1
votes

I'm trying to create an ANTLR grammar to parse sequences of keys that optionally have a repeat count. For example, (a b c r5) means "repeat keys a, b, and c five times."

I have the grammar working for KEYS : ('a'..'z'|'A'..'Z').

But when I try to add digit keys KEYS : ('a'..'z'|'A'..'Z'|'0'..'9') with an input expression like (a 5 r5), the parse fails on the middle 5 because it can't tell if the 5 is an INTEGER or a KEY. (Or so I think; the error messages are difficult to interpret "NoViableAltException").

I have tried these grammatical forms, which work ('r' means "repeatcount"):

repeat : '(' LETTERKEYS INTEGER ')' - works for a-zA-Z
repeat : '(' LETTERKEYS 'r' INTEGER ')'; - works for a-zA-Z

But I fail with

repeat : '(' LETTERSandDIGITKEYS INTEGER ')' - fails on '(a 5 r5)'
repeat : '(' LETTERSandDIGITKEYS 'r' INTEGER ')'; - fails on '(a 5 r5)'

Maybe the grammar can't do the recognition; maybe I need to recognize all the 5's keys in the same way (as KEYS or DIGITS or INTEGERS) and in the parse tree visitor interpret the middle DIGIT instances as keys, and the last set of DIGITS as an INTEGER count?

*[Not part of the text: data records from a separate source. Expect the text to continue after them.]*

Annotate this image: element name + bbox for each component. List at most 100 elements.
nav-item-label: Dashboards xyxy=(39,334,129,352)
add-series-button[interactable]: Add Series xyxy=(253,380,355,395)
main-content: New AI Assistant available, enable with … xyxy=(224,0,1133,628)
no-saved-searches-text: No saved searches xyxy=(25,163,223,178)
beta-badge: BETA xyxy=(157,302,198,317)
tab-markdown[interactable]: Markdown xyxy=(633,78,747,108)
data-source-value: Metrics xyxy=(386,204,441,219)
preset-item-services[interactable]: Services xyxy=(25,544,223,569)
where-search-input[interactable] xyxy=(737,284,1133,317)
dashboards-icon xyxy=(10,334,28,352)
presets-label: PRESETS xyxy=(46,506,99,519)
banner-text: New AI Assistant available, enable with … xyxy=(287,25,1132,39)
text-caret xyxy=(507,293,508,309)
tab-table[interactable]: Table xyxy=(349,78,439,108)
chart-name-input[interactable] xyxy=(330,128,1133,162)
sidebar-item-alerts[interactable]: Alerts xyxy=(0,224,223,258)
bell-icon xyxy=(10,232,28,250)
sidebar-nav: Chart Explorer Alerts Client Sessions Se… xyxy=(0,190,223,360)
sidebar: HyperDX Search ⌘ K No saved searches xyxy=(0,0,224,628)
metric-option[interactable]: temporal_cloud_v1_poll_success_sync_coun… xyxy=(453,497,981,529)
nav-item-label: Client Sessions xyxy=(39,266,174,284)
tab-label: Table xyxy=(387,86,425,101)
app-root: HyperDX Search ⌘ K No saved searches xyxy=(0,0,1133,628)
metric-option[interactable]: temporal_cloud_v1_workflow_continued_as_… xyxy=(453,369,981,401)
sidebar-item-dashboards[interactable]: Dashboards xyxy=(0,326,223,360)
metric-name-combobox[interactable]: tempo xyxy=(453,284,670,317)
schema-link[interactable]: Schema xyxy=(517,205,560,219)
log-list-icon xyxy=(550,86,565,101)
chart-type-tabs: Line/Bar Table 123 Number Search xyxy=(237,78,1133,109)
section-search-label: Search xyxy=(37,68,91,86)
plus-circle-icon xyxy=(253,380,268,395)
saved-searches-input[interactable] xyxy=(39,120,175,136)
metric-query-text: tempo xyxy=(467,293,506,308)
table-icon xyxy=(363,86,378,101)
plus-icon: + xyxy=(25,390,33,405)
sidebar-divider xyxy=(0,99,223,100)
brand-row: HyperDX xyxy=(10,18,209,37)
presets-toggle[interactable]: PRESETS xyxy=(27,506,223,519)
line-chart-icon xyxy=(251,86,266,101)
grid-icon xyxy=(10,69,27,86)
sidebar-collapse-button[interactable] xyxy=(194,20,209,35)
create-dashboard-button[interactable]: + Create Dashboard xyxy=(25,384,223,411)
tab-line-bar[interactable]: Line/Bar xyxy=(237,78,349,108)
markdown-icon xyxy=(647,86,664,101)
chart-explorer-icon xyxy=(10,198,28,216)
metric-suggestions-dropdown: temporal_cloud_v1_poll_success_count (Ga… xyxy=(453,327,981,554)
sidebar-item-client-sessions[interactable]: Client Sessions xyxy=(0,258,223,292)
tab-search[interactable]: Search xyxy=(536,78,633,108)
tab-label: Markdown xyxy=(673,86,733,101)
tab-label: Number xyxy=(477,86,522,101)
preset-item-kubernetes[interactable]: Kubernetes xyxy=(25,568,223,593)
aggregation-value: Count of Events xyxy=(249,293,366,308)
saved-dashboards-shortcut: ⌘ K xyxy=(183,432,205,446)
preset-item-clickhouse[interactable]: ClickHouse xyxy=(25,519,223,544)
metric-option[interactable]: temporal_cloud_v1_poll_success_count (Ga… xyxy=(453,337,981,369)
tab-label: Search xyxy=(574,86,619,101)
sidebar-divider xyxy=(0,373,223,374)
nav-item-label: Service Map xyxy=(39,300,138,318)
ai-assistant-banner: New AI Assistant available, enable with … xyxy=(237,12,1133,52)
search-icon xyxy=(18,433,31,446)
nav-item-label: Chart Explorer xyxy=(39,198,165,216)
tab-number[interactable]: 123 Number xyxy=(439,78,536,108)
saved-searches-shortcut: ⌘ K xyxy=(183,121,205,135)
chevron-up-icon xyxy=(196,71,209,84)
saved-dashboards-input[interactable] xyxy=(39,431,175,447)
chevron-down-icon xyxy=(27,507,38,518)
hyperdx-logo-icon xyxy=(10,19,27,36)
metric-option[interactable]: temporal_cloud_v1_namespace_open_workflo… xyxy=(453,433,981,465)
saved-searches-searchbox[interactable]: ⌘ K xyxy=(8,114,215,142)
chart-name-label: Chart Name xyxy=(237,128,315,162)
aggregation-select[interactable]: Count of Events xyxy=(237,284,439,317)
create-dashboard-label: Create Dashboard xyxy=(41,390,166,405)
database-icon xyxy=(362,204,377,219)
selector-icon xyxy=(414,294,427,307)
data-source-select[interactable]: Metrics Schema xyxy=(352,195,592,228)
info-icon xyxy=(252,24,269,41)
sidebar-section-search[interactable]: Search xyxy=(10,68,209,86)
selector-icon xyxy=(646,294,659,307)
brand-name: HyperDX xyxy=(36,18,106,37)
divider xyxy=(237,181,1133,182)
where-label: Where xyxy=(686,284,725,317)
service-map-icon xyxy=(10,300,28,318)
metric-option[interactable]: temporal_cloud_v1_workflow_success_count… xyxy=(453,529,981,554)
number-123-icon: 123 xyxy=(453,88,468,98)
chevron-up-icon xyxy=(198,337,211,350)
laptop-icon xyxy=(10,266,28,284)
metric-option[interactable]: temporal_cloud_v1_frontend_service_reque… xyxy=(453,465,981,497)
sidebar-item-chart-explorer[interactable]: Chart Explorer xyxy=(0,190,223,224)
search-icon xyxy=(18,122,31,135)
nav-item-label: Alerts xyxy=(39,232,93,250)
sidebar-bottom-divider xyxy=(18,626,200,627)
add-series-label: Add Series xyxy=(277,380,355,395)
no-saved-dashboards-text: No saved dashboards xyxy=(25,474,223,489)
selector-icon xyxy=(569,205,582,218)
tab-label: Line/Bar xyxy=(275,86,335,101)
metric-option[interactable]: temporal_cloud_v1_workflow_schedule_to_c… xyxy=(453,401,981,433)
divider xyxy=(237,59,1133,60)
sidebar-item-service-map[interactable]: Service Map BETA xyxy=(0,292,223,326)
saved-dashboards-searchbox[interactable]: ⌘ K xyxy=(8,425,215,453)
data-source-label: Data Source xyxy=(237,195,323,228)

Is it possible to define a grammar that allows me to repeat digit keys as well as letter keys so that expressions like (a 5 123 r5) will be recognized correctly? (That is, "repeat keys a,5,1,2,3 five times.") I'm not tied to that specific syntax, although it would be nice to use something similar.

Thank you.

2

2 Answers

1
votes

the parse fails on the middle 5 because it can't tell if the 5 is an INTEGER or a KEY.

If you have defined the following rules:

INTEGER : [0-9]+;
KEY     : [a-zA-Z0-9];

then a single digit, like 5 in your example, will always become an INTEGER token. Even if the parser is trying to match a KEY token, the 5 will become an INTEGER. There is nothing you can do about that: this is the way ANTLR's lexer works. The lexer works in the following way:

  1. try to consume as many characters as possible (the longest match wins)
  2. if 2 or more rules match the same characters (like INTEGER and KEY in case of 5), let the rule defined first "win"

If you want a 5 to be an INTEGER, but sometimes a KEY, do something like this instead:

key     : KEY | SINGLE_DIGIT | R;
integer : INTEGER | SINGLE_DIGIT;
repeat  : R integer;

SINGLE_DIGIT : [0-9];
INTEGER      : [0-9]+;
R            : 'r';
KEY          : [a-zA-Z];

and in your parser rules, you use key and integer instead of KEY and INTEGER.

0
votes

You can split your grammar into two parts. One to be the lexer grammar, one to be the parser grammar. The lexer grammar splits the input characters into tokens. The parser grammar uses the string of tokens to parse and build a syntax tree. I work on Tunnel Grammar Studio (TGS) that can generate parsers with this two ABNF (RFC 5234) like grammars:

key         = 'a'-'z' / 'A'-'Z' / '0'-'9'
repeater    = 'r' 1*('0'-'9')

That is the lexer grammar that has two rules. Each character that is not processed by the lexer grammar, is converted to a token, made from the character itself. Meaning that a is a key, r11 is a repeater and ( for example will be transferred to the parser as a token (.

document    = *ws repeat
repeat      = '(' *ws *({key} *ws) [{repeater} *ws] ')' *ws
ws          = ' ' / %x9 / %xA / %xD

This is the parser grammar, that has 3 rules. The document rule accepts (recognizes) white space at first, then one repeat rule. The repeat rule starts with a scope, followed by any number of white space. After that is a list of keys maybe separated by white space and after all keys there is an optional repeater token followed by optional white space, closing scope and again optional white space. The white space is space tab carriage return and line feed in that order.

The runtime of this parsing is linear for both the lexer and the parser because both grammars are LL(1). Bellow is the generic parse tree from the TGS online laboratory, where you can run this grammars for input (a 5 r5) and you will get this tree:

generic syntax tree made by Tunnel Grammar Studio

If you want to have more complex key, then you may use this:

key = 1*('a'-'z' / 'A'-'Z' / '0'-'9')

In this case however, the key and repeater lexer rules will both recognize the sequence r7, but because the repeater rule is defined later it will take precedence (i.e. overwrites the previous rule). With other words r7 will be a repeater token, and the parsing will still be linear. You will get a warning from TGS if your lexer rules overwrite one another.